I dati interni di Meta sciorinati dalla Reuters relativi al 2024 affermano che circa il 10% del fatturato dell’azienda (ovvero 16 miliardi di dollari) è derivato da annunci considerati ad alto rischio, tra cui truffe finanziarie, promozioni di prodotti vietati e pubblicità di casinò online non regolamentati.
L'inchiesta della Reuters
Secondo l'inchiesta della Reuters su Meta, ogni giorno gli utenti delle piattaforme riconducibili all'azienda vengono esposti a circa 15 miliardi di inserzioni sospette, molte delle quali riguardano il gioco d’azzardo illegale. Parliamo di casinò online senza licenza che, attraverso l'utilizzo di account fasulli che utilizzano anche brand o personaggi famosi, creano inserzioni fraudolente.
Secondo la Reuters, questo tipo di inserzioni hanno generato entrate mensili superiori ai 60 milioni di dollari.
Leggendo i dati dell'inchiesta si potrebbe pensare che Meta favorisca questo tipo di inserzioni. In realtà non è così: l'azienda ha sviluppato un sistema che penalizza economicamente gli inserzionisti sospetti, ma che non li blocca quasi mai. Il problema è proprio nell'algoritmo sviluppato. Quest'ultimo è stato impostato per bloccare siti di inserzionisti che raggiungano la soglia del 95% di certezza di frode stabilita dai sistemi automatizzati. Il «penalty bid», come è stato ribattezzato, permette quindi all'azienda di monetizzare anche con inserzionisti con un'altissima soglia di rischio, ma inferiore al 95%.
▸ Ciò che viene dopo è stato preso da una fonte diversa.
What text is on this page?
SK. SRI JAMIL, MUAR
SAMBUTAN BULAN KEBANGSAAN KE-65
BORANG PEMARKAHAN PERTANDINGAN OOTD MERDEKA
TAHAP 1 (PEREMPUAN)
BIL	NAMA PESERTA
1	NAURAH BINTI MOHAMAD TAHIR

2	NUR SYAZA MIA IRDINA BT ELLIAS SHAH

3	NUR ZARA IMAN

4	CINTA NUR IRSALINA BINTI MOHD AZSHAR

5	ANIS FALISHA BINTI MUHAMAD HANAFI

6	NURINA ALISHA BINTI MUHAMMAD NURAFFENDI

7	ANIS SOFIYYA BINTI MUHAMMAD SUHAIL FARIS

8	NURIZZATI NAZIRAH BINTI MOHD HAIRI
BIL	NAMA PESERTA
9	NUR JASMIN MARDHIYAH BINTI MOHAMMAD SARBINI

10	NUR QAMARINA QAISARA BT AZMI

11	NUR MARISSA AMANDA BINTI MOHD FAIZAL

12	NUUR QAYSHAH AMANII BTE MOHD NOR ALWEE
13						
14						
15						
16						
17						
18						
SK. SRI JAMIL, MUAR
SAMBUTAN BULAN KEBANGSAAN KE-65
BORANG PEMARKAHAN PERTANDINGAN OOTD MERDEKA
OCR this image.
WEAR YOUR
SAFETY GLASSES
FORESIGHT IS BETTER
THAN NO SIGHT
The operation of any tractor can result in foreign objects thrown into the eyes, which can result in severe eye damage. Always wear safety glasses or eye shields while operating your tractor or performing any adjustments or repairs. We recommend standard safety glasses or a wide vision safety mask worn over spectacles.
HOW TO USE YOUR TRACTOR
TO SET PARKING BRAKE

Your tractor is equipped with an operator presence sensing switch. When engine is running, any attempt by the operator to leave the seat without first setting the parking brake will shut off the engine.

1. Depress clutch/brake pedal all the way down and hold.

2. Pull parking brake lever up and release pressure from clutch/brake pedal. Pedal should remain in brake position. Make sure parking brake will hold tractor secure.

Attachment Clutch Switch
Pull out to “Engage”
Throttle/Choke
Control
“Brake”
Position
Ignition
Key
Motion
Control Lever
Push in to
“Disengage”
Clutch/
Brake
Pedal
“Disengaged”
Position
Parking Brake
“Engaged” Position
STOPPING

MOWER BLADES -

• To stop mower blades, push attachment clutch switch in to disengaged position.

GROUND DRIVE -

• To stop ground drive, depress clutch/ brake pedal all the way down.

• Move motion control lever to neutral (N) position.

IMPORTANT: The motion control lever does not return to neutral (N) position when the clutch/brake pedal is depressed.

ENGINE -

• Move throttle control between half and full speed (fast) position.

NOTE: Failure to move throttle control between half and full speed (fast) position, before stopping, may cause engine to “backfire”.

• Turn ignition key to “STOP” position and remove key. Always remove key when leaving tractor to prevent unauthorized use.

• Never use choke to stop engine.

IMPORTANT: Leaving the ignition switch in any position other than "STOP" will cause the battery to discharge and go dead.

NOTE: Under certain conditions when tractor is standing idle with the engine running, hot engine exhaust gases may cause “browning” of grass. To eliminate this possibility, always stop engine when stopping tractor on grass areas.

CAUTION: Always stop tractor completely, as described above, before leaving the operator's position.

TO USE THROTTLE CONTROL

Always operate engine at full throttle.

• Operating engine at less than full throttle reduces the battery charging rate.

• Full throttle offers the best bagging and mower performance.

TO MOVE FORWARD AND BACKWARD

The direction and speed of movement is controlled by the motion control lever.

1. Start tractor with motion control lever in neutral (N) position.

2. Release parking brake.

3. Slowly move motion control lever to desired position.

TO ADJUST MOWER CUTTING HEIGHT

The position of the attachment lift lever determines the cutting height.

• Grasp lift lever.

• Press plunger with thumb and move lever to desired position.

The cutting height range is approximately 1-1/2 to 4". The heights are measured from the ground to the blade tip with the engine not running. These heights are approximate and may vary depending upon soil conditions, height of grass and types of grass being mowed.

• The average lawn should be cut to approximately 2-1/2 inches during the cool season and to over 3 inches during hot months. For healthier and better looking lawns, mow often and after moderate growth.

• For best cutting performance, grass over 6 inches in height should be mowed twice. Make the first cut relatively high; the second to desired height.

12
Si tratta di un paradosso che, sempre secondo una valutazione interna del maggio 2025, ha reso Meta complice di circa un terzo di tutte le truffe online riuscite negli Stati Uniti, con una diffusione significativa del gioco d’azzardo fraudolento anche in Europa e in Asia.
L'intento dell'azienda di Zuckerberg è chiaramente quella di tutelare i propri interessi economici e creare una tutela normativa per gli utenti, ma in qualche modo è necessario intervenire per cambiare qualcosa a livello di sicurezza.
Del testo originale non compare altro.